Planning on driving down to Southern Italy, hoping to cross over to Montenegro or Crotia. Any suggestions gratefully received


----------



## QFour (Feb 7, 2017)

I was looking at the same route earlier today. There are a number of ferries, cost varies depending on route but most seem to only travel at night. Dogs not allowed inside or in cabins. Looks like a nice round trip.


----------



## muzz (Feb 7, 2017)

Ive been considering the same for July/August but I think Ive decided just to drive straight down the Croatian coast to Montenegro. Maybe save that trip for retirement. Have been to Croatia a number of times but never to the bottom.
Its a great country and I do think that the sites are cheaper compared to like for like in other countries.


----------



## 1888 (Feb 7, 2017)

QFour said:


> I was looking at the same route earlier today. There are a number of ferries, cost varies depending on route but most seem to only travel at night. Dogs not allowed inside or in cabins. Looks like a nice round trip.

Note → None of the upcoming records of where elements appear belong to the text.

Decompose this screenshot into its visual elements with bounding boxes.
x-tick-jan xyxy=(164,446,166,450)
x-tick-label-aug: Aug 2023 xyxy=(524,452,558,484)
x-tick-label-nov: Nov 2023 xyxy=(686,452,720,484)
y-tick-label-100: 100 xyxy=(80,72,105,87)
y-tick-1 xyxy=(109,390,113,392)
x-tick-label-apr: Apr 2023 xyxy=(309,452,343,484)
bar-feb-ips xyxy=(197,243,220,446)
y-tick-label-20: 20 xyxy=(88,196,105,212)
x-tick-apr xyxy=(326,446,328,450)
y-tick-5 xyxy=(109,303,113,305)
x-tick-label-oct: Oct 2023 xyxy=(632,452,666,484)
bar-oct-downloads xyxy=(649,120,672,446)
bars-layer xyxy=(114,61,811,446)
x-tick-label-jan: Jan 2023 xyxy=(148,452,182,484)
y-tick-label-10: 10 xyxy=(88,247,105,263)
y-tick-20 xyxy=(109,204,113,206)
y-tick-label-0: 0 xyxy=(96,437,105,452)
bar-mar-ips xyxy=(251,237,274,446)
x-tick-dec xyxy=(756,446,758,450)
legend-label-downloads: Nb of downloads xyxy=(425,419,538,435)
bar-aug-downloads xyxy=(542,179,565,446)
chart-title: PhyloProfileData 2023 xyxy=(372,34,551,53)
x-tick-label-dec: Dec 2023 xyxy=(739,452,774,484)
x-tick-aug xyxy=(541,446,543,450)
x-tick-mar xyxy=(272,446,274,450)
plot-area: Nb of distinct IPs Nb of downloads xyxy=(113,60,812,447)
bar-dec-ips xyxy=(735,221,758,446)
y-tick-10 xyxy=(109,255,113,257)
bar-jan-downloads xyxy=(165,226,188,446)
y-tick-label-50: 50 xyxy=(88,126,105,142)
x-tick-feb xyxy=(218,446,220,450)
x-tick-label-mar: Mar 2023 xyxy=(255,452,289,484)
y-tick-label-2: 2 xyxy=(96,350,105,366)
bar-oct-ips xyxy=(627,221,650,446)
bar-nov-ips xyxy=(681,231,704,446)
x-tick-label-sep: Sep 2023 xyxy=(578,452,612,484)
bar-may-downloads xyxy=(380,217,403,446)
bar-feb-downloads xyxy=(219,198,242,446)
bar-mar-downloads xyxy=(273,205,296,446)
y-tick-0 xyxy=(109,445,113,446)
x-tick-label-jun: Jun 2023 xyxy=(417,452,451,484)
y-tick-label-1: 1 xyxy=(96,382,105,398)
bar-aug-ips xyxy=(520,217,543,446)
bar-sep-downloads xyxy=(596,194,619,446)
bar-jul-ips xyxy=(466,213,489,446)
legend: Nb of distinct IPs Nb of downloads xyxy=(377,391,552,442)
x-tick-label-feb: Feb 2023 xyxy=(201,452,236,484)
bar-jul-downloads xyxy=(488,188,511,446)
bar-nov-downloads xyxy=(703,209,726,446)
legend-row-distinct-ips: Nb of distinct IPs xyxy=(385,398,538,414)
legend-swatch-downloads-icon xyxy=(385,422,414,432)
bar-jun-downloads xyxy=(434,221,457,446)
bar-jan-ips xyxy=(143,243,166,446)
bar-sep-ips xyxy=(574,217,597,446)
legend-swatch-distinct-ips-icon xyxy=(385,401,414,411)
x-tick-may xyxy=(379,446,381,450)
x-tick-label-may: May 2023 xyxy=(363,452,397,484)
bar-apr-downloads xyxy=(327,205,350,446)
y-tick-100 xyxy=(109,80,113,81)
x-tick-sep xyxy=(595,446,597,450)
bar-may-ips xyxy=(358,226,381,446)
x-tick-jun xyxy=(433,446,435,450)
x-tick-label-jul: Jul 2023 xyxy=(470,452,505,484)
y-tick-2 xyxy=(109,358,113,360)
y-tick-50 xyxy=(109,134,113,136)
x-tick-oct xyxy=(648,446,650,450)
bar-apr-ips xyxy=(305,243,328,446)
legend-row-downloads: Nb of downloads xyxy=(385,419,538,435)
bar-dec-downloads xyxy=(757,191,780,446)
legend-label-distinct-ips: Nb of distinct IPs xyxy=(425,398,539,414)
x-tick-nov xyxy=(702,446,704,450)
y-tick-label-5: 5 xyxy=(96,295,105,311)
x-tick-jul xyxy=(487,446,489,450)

I take it the ferry's dont have kennels or dont you like that idea? Saying that P&O from Hull you only get down to see your dog once or twice up to 10pm what seems a shame for a 12/13 hour trip. My mutt has never been so happy to see me that morning.


----------



## Deleted member 14127 (Feb 7, 2017)

I will be interested to follow your travels as this is a road trip I fancy doing - Bari to Bar, Montenegro then drive up through Croatia back to Italy.

Montenegro is a magical beautifully stunning place.


----------



## Steve121 (Feb 7, 2017)

We did the same trip, but in the reverse direction, by road a couple of years ago. Nice drive; can't imagine why anyone would want to take a ferry instead.


----------



## Molly1 (Feb 21, 2017)

*Croatia campsites.*



muzz said:


> Ive been considering the same for July/August but I think Ive decided just to drive straight down the Croatian coast to Montenegro. Maybe save that trip for retirement. Have been to Croatia a number of times but never to the bottom.
> Its a great country and I do think that the sites are cheaper compared to like for like in other countries.



This is nice to know. We are going to Croatia this June. Can you recommend any sites where we can use our kayak?


----------